First published July 1 2016
Equality seekers or moderate monopolists: Social structure affects the evolution of distributive norms
Kazuaki Kojima, Reiji Suzuki, and Takaya Arita
People in some societies tend to put a greater value on equality in distribution of resources even if they have to pay expensive court costs to achieve it, while people in some other societies tend to aim at a maximal share (the whole) but withdraw readily if any conflict occurs. Nash demand game (NDG) is a one-shot two-player game and has been widely used for modeling such bargaining situations in computational and game theoretic approaches. Each player simultaneously demands a portion of some good. If the total amount demanded by the players is less or equal than available good, each player obtains the claimed request. Otherwise, neither player gets anything. Whereas the studies using NDG can account for why people favor the equal distribution, it is too simple to deal with various distributive norms. We use the demand-intensity game (DIG) which adds a psychological factor to NDG while maintaining such simplicity that it can be analyzed by the concepts and tools of the game theory.

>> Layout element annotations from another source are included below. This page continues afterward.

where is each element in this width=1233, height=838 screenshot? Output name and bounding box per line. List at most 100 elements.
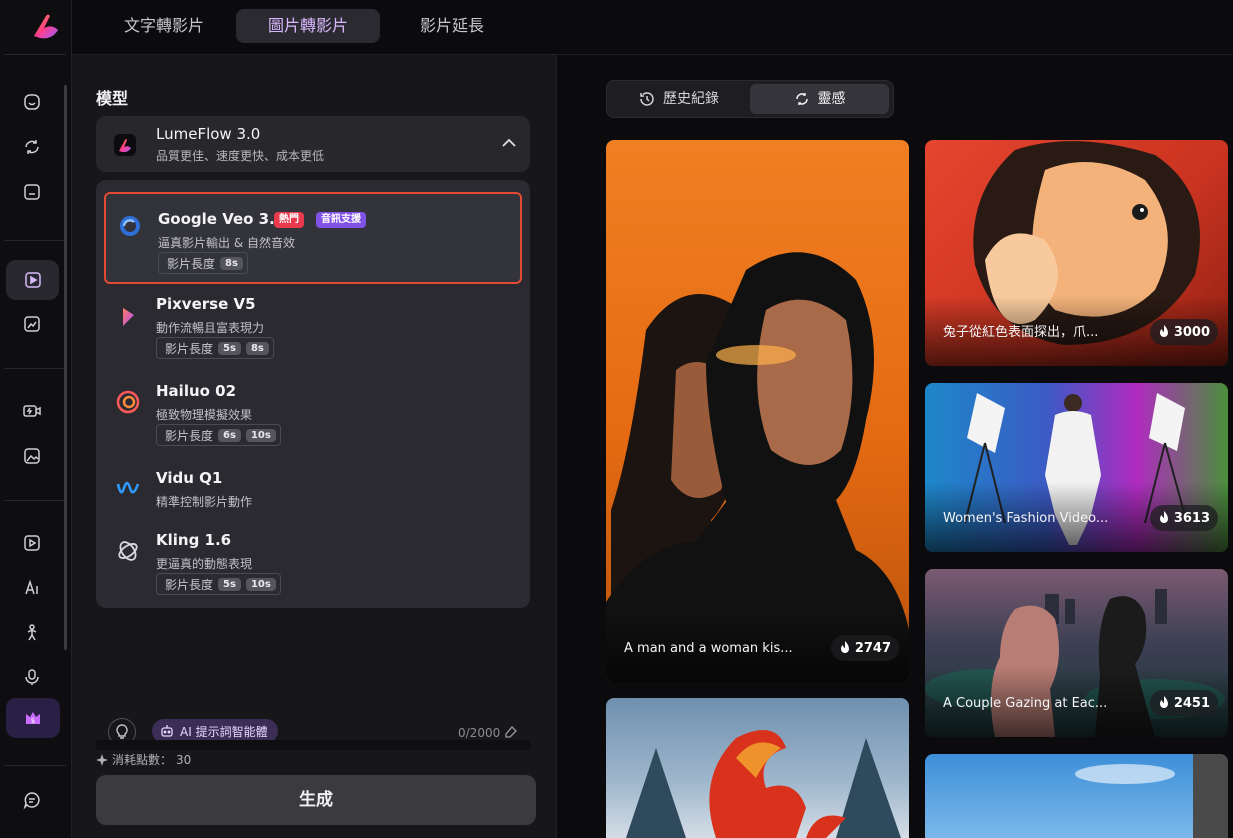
eraser-icon[interactable] xyxy=(504,724,518,738)
tab-image-to-video[interactable]: 圖片轉影片 xyxy=(236,9,380,43)
settings-panel: 模型 LumeFlow 3.0 品質更佳、速度更快、成本更低 Google Ve… xyxy=(72,55,557,838)
likes-badge: 3000 xyxy=(1149,319,1218,345)
top-tab-bar: 文字轉影片 圖片轉影片 影片延長 xyxy=(72,0,1233,55)
cost-value: 30 xyxy=(176,752,192,767)
likes-badge: 3613 xyxy=(1149,505,1218,531)
play-edit-icon[interactable] xyxy=(11,526,53,560)
tab-inspiration-label: 靈感 xyxy=(817,91,846,107)
model-option-desc: 更逼真的動態表現 xyxy=(156,557,253,571)
model-option-name: Kling 1.6 xyxy=(156,531,232,549)
gallery-card[interactable]: 兔子從紅色表面探出，爪... 3000 xyxy=(925,140,1228,366)
flame-icon xyxy=(1159,325,1168,337)
generate-button[interactable]: 生成 xyxy=(96,775,536,825)
card-caption: A man and a woman kis... xyxy=(624,641,793,656)
tab-history-label: 歷史紀錄 xyxy=(663,91,719,107)
gallery-card[interactable]: A Couple Gazing at Eac... 2451 xyxy=(925,569,1228,737)
selected-model-desc: 品質更佳、速度更快、成本更低 xyxy=(156,149,325,163)
vidu-icon xyxy=(116,481,140,494)
likes-count: 3000 xyxy=(1173,324,1210,340)
duration-label: 影片長度 xyxy=(165,341,214,356)
duration-chip: 8s xyxy=(220,256,243,270)
likes-badge: 2451 xyxy=(1149,690,1218,716)
gallery-card[interactable]: Women's Fashion Video... 3613 xyxy=(925,383,1228,552)
image-magic-icon[interactable] xyxy=(11,439,53,473)
model-selector[interactable]: LumeFlow 3.0 品質更佳、速度更快、成本更低 xyxy=(96,116,530,172)
audio-support-badge: 音訊支援 xyxy=(316,212,366,228)
card-caption: Women's Fashion Video... xyxy=(943,511,1109,526)
card-thumbnail xyxy=(626,730,901,838)
video-flash-icon[interactable] xyxy=(11,394,53,428)
model-option-desc: 極致物理模擬效果 xyxy=(156,408,253,422)
home-icon[interactable] xyxy=(11,85,53,119)
model-option-name: Vidu Q1 xyxy=(156,469,223,487)
duration-chip: 6s xyxy=(218,428,241,442)
inspiration-icon xyxy=(795,93,808,105)
duration-label: 影片長度 xyxy=(165,428,214,443)
likes-count: 2451 xyxy=(1173,695,1210,711)
kling-icon xyxy=(118,541,138,561)
model-option-hailuo[interactable]: Hailuo 02 極致物理模擬效果 影片長度 6s 10s xyxy=(104,372,522,458)
likes-count: 2747 xyxy=(854,640,891,656)
model-option-google-veo[interactable]: Google Veo 3.1 熱門 音訊支援 逼真影片輸出 & 自然音效 影片長… xyxy=(104,192,522,284)
flame-icon xyxy=(1159,696,1168,708)
upgrade-crown-icon[interactable]: $ xyxy=(6,698,60,738)
robot-icon xyxy=(161,725,173,737)
tab-text-to-video[interactable]: 文字轉影片 xyxy=(102,9,226,43)
image-edit-icon[interactable] xyxy=(11,307,53,341)
model-option-name: Hailuo 02 xyxy=(156,382,237,400)
duration-tag: 影片長度 8s xyxy=(158,252,248,274)
ai-text-icon[interactable] xyxy=(11,571,53,605)
hot-badge: 熱門 xyxy=(274,212,304,228)
duration-label: 影片長度 xyxy=(167,256,216,271)
model-option-pixverse[interactable]: Pixverse V5 動作流暢且富表現力 影片長度 5s 8s xyxy=(104,285,522,371)
ai-video-icon[interactable] xyxy=(6,260,59,300)
duration-tag: 影片長度 5s 8s xyxy=(156,337,274,359)
gallery-card[interactable] xyxy=(925,754,1228,838)
card-thumbnail xyxy=(1075,754,1228,838)
dance-icon[interactable] xyxy=(11,616,53,650)
panel-divider xyxy=(96,740,530,750)
pixverse-icon xyxy=(123,308,134,326)
refresh-icon[interactable] xyxy=(11,130,53,164)
model-option-desc: 精準控制影片動作 xyxy=(156,495,253,509)
history-icon xyxy=(640,92,654,106)
svg-text:$: $ xyxy=(31,717,35,725)
lumeflow-icon xyxy=(114,134,136,156)
model-option-desc: 逼真影片輸出 & 自然音效 xyxy=(158,236,295,250)
model-option-name: Pixverse V5 xyxy=(156,295,256,313)
model-section-title: 模型 xyxy=(96,89,129,108)
hailuo-icon xyxy=(116,390,140,414)
prompt-toolbar: AI 提示詞智能體 0/2000 xyxy=(96,712,530,746)
tab-history[interactable]: 歷史紀錄 xyxy=(611,84,747,114)
model-option-vidu[interactable]: Vidu Q1 精準控制影片動作 xyxy=(104,459,522,519)
folder-icon[interactable] xyxy=(11,175,53,209)
gallery-segment-control: 歷史紀錄 靈感 xyxy=(606,80,894,118)
flame-icon xyxy=(1159,511,1168,523)
likes-badge: 2747 xyxy=(830,635,899,661)
model-option-name: Google Veo 3.1 xyxy=(158,210,286,228)
gallery-card[interactable]: A man and a woman kis... 2747 xyxy=(606,140,909,682)
card-caption: A Couple Gazing at Eac... xyxy=(943,696,1108,711)
chevron-up-icon[interactable] xyxy=(500,134,518,152)
chat-icon[interactable] xyxy=(11,783,53,817)
card-caption: 兔子從紅色表面探出，爪... xyxy=(943,325,1099,340)
cost-indicator: 消耗點數： 30 xyxy=(96,751,191,768)
duration-chip: 5s xyxy=(218,341,241,355)
sparkle-icon xyxy=(96,753,108,766)
gallery-card[interactable] xyxy=(606,698,909,838)
voice-icon[interactable] xyxy=(11,660,53,694)
duration-chip: 10s xyxy=(245,428,276,442)
cost-label: 消耗點數： xyxy=(112,753,173,767)
likes-count: 3613 xyxy=(1173,510,1210,526)
sidebar-scrollbar[interactable] xyxy=(64,85,67,650)
tab-video-extend[interactable]: 影片延長 xyxy=(390,9,514,43)
tab-inspiration[interactable]: 靈感 xyxy=(750,84,889,114)
model-option-desc: 動作流暢且富表現力 xyxy=(156,321,265,335)
flame-icon xyxy=(840,641,849,653)
duration-tag: 影片長度 5s 10s xyxy=(156,573,281,595)
model-option-kling[interactable]: Kling 1.6 更逼真的動態表現 影片長度 5s 10s xyxy=(104,521,522,603)
sidebar: $ xyxy=(0,0,72,838)
duration-label: 影片長度 xyxy=(165,577,214,592)
app-logo-icon[interactable] xyxy=(30,10,62,42)
selected-model-name: LumeFlow 3.0 xyxy=(156,125,261,143)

The goal of this study is to clarify the origin and evolutionary dynamics of distributive norms using DIG. Previous studies have shown that population structures tend to promote cooperative behavior by means of cooperative clustering and assortative interactions. We perform the evolutionary simulation focusing on the effect of the population structures on the evolution of distributive norms. We show a surprising result that network structures significantly change the evolutionary scenario. A population distributed over a regular network tends to evolve a strong equality norm. However, as the random links increase in the network, the more we see the scenario in which monopolists occupy the population who ask for the whole but with a moderate intensity. This result might offer significant implications to us living in a world where an increasing number of people are connected to each other through social networking. We also find that network structures with some intermediate randomness create an interesting scenario in which several norms emerge in a cyclic manner.